«And the predominant reason for that was effectively the core earnings growth was actually relatively subdued. You experienced little bit of earnings downgrade for four quarters in between for the financial year 23,» says Shridatta Bhandawaldar, Canara Robeco.How do you read the current market status? Do you see there is near-term consolidation or you think the party that we are witnessing is about to get over? And specifically talking about mid-caps, do you think it is an overvalued space now?As far as markets are concerned, are they at new high? Yes, of course they are at new high. But one has to step back and think as to why they are at new high and why did not they go to new highs for 18 months or 15-16 months in between.
And the predominant reason for that was effectively the core earnings growth was actually relatively subdued. You experienced little bit of earnings downgrade for four quarters in between for the financial year 23. And on top of that, you had predominantly the cost of capital, which means the interest rates moving against you between say October of 21 to December of 22.

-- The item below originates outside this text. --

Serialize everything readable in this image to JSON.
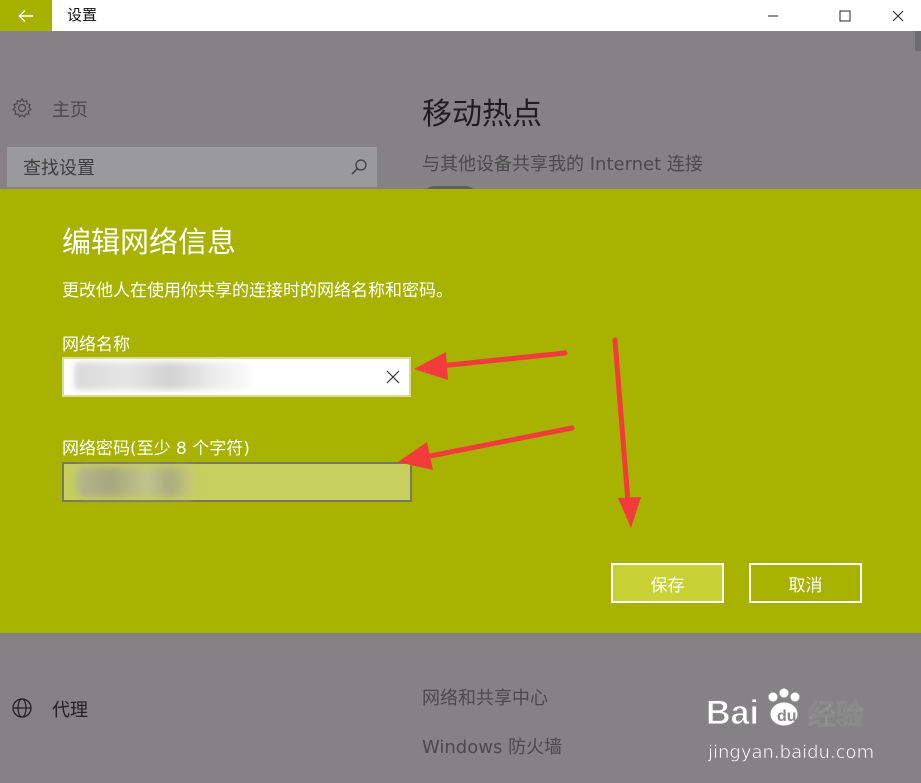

As both these risks are receding and as you are seeing that the earnings are stabilizing, they are not accelerating yet but as they are stabilizing and in India, earnings are still growing, correct? So in 15 months, while the market has not gone anywhere in between, the earnings have increased by whatever 10% to 15%. So as the rollover is happening, that is where the new earnings are getting rolled over. And to that extent, market is actually also achieving new highs.